The massive strip, more than 11 football fields long when unspooled - told a story adapted from the first two Big Nate books, "Big Nate: In a Class By Himself" and "Big Nate Strikes Again." It came on the heels of Peirce's latest release, the sixth in a 16-book series, "Big Nate: In the Zone."
The strip consisted of 1,202 panels, each a replica of Peirce's popular work and trademark illustration style. HarperCollins staff, booksellers, educators, and students from 100 schools in 30 states and seven countries contributed to the lengthy strip.
HarperCollins projected existing Peirce illustrations to the larger panels, before outlining each panel in pencil.
Students would then fill in the panels in marker before sending them to HarperCollins, which assembled all panels into a single, uninterrupted strip. Peirce contributed five panels drawn himself by freehand.
HarperCollins' strip beat the previous record by more than 200 m (656+ ft).

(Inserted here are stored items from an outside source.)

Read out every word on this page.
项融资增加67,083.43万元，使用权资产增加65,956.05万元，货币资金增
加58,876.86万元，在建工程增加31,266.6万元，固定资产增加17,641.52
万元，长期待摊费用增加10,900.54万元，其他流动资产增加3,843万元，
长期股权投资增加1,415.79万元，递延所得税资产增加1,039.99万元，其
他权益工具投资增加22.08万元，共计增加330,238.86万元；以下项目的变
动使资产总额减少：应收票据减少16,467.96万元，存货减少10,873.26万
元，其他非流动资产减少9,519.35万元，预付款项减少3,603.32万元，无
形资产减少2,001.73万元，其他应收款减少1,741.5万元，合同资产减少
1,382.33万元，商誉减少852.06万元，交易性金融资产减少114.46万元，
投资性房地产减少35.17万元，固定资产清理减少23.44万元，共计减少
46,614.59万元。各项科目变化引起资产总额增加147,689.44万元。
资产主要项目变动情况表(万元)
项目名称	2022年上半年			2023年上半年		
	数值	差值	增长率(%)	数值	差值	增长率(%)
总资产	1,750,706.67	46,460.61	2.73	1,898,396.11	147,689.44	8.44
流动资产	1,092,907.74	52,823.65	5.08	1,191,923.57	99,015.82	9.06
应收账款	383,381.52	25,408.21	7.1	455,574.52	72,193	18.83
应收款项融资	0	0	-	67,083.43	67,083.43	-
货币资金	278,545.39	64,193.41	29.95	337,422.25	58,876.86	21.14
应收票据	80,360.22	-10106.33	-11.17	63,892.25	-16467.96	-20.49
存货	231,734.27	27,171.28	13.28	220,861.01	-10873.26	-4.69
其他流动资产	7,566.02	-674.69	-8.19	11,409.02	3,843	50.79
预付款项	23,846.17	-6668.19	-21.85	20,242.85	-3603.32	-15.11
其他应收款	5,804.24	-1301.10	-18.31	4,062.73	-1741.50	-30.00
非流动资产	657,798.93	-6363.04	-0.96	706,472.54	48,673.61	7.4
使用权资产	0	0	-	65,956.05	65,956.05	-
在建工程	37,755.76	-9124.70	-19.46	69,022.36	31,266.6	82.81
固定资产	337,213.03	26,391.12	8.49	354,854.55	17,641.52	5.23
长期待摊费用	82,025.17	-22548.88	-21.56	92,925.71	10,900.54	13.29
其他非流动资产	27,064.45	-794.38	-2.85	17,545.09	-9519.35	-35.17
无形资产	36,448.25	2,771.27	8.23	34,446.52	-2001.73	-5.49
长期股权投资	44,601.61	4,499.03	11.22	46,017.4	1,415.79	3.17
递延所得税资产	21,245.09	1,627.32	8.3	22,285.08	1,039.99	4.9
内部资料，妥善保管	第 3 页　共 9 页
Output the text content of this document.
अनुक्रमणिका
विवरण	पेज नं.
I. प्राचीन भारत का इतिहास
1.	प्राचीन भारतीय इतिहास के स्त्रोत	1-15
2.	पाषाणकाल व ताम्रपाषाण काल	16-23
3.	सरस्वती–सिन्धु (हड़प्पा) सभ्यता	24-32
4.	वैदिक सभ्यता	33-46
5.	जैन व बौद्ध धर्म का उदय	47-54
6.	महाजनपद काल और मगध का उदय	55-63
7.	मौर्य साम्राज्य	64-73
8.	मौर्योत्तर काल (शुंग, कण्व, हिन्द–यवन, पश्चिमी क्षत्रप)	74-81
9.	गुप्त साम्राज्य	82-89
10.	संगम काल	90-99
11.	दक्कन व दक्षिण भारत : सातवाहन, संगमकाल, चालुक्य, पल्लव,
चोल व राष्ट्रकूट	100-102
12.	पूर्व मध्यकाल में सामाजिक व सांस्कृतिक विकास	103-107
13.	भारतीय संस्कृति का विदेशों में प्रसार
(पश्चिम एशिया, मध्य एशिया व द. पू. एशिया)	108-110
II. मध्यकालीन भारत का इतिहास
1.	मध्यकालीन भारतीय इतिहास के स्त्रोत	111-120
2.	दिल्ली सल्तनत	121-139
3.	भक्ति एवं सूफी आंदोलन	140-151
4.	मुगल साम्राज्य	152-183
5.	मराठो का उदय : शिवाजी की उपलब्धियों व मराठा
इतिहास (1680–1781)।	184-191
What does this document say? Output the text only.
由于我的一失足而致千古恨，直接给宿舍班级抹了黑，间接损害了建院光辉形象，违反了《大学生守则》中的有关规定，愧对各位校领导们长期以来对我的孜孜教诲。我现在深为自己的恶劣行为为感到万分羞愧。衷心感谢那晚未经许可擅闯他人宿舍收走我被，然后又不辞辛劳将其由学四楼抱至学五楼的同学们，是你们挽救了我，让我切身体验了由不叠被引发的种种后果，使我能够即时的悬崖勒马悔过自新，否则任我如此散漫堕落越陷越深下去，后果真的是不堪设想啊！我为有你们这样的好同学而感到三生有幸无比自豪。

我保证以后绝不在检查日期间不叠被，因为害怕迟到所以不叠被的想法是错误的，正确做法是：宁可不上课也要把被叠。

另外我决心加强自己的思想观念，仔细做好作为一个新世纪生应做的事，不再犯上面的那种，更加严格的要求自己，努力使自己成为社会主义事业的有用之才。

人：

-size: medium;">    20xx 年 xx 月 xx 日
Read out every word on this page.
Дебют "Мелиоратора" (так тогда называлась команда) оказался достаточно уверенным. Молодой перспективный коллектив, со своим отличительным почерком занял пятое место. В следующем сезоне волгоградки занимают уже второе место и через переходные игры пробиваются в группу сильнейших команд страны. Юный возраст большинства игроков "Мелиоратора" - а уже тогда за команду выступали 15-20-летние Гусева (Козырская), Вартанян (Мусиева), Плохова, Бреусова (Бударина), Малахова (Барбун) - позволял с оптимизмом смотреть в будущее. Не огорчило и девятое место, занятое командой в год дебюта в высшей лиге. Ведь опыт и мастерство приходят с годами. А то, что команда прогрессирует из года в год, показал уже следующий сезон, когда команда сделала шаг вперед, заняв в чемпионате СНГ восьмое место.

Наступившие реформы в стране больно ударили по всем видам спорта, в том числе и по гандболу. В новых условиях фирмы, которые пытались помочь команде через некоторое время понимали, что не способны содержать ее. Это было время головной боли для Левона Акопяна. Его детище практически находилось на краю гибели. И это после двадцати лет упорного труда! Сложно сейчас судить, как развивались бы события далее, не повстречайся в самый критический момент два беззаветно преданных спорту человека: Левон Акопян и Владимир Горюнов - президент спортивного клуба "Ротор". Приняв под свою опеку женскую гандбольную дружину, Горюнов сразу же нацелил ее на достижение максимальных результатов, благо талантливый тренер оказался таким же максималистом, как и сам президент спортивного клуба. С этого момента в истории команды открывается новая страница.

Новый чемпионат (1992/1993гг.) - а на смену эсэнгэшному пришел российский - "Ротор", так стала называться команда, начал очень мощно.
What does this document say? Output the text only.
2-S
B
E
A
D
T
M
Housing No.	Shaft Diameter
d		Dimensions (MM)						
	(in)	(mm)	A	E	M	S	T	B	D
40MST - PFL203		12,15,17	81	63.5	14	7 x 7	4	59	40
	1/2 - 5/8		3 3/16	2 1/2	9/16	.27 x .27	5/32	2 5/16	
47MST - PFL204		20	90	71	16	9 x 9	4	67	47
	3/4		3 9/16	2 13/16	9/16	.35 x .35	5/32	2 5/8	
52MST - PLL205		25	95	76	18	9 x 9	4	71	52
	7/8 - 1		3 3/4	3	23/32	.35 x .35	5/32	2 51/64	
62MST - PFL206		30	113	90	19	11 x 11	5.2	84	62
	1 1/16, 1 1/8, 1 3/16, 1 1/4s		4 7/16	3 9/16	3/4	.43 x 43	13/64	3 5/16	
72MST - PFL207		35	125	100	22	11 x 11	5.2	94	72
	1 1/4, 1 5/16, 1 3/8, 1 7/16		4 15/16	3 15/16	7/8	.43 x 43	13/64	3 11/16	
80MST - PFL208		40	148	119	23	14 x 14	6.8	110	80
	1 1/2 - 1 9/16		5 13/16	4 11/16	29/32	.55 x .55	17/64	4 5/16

After the certification of the measurement and verification of the result was announced on TODAY, HarperCollins announced it would donate $10,000 (£5,973) worth of books to First Book, a non-profit organization that provides books and educational resources to children in need.
Thanks to its promotional boost, "Big Nate: In the Zone" remained in the Top 50 of Amazon.com's Best Sellers Ranks for children's humor books more than a month after its release.
Since the series launch, "Big Nate" has more than 6 million books in print and 109 weeks on the New York Times bestseller list. HarperCollins' triumphant cartoon strip capped a week of record-breaking attempts on Today, in which more than $150,000 (£89,000+) was raised for various charities.